Once in a Blue Moon
Stunningly beautiful footage from a stunningly beautiful country of stunningly beautiful fisherme... ehr, fish! Well, the anglers look pretty good too. Filmed in HD with some amazing clips of mice, casting, fighting and not least strikes in clear water.
Instructor, narrator, producer etc.: Carl McNeil
Reviewed by Martin Joergensen I find it hard say anything bad about this DVD. It has always been a golden rule of mine when I review something - even something really good - to find just a tiny bit to criticize, but it took me quite a while in this case.
But here goes: There are no scene entries in this DVD's menu.
There you have it!
That's about the worst thing I can say about Once in a Blue Moon.
So either you see the whole thing, or you skip or fast forward.
Not that I can find any reason at all to skip or fast forward, not to mention not seeing the whole film. I have seen it in its full length many times already, and know that I will do so again, because this is undoubtedly the most beautiful fishing DVD's I have seen.
These days every second DVD you see is HD, widescreen, crystal clear and on the cutting edge. Modern gear allows layman to shoot video in a technical quality, which was impossible just a few years back. So everybody shoots HD.
But the step from shooting in HD to producing something like this is a big one. This has much more than technical quality.
This film is well paced, images are well composed, it's very well edited and first of all just so well filmed that it makes me yearn for trout fishing, clear water and New Zealand more than ever before. And that's a lot!
The film is made by Carl McNiel and Jeanie Ackley, and tells the story about the NZ "mouse year" phenomenon and what that does to the fish and the fishing on New Zealand's south island. Through a combination of great ambiance shots, fishing scenes and people telling about the biological factors leading up to such a year and their repercussions on fish and fishing, a great story is unraveled to the viewer.
The way these well built up scenes illustrate the behavior of the mice and the fish, how it's explained and how - time and time again - fish are caught, which support the narrative... well, it's just amazing.

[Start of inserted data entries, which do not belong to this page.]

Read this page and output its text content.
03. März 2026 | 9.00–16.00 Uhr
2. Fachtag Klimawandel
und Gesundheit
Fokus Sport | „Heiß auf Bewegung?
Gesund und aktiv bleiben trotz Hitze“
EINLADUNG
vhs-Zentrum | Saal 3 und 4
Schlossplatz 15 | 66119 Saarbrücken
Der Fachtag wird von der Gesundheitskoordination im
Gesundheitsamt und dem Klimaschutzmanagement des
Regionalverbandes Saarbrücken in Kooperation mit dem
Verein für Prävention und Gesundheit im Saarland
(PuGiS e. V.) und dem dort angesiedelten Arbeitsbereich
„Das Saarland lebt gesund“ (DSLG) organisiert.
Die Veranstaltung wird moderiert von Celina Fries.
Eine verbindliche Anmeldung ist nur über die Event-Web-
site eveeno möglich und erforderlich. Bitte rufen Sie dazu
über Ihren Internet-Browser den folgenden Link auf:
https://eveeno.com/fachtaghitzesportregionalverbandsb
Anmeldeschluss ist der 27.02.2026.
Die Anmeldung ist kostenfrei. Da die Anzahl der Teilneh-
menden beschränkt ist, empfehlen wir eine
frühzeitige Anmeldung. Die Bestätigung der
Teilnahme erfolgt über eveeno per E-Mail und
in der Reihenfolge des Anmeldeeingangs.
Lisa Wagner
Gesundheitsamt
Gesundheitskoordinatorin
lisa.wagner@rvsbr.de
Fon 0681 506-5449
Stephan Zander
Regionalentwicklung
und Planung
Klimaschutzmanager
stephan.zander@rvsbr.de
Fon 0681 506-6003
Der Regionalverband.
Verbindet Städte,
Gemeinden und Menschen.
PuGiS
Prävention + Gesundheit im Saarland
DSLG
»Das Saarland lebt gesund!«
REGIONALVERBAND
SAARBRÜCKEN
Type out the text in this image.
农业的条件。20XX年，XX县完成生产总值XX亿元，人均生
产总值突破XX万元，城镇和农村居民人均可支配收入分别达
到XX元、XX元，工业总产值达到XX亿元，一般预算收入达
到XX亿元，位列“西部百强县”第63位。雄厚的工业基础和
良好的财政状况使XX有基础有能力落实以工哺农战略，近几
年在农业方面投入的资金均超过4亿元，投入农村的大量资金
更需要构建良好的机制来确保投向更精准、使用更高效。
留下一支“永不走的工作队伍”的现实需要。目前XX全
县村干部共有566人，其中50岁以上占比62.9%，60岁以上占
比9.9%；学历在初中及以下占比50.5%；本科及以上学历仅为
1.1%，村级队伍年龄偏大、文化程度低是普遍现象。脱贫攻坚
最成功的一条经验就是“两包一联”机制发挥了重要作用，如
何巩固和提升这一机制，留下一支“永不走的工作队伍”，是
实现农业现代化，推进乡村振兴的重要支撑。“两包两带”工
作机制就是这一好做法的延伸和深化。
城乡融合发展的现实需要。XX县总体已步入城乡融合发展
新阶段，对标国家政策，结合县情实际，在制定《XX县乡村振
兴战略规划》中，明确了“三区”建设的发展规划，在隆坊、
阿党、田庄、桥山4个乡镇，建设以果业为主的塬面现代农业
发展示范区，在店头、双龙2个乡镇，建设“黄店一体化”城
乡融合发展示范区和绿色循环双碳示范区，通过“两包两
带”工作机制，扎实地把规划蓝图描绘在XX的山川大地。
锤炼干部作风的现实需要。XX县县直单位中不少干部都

After having seen and loved the latest year's large crop of "grunge" movies with rock music, hand held scenes, grainy footage and a lot of anarchy involved, it's a blessing to see something, which holds the flag of visual aesthetics high, and uses both editing, sound and commentary to keep you glued to the seat, not because you're afraid to fall off the fast paced train, but because you're spellbound.
As much as I love the rough style, I must say that it's great to see a film like this.
Of course New Zealand isn't the worst place to gather material for such an adventure. Anybody who has been there can attest to that, and the rest of us who have seen Lord of the Rings will know that the nature out there must be fantastic.
A bunch of aerial shots establish that fact beautifully in this film. But it is equally well made in the much smaller perspective: the mouse on the floor that jumps and skips when the door slams, the wet mouse drying and cleaning itself after a swim and the tight underwater shot of a swimming mouse.
And in all this I haven't even mentioned that the fishing is well executed too. Nice and precise casts, shots of cruising fish and floating flies, lots of scenes with takes and misses, and fights in water so clear and quarters so tight that it makes you hold back your breath.
I have yet to show this film to someone who has not been ooh'ing and ahh'ing all the way through, and just confirmed my assessment of this as pure bred Global Class.
Go to the web site and see the trailers and rest assured that they aren't just a concentrate of the best scenes of the DVD, but indeed very representative of almost all 45 minutes.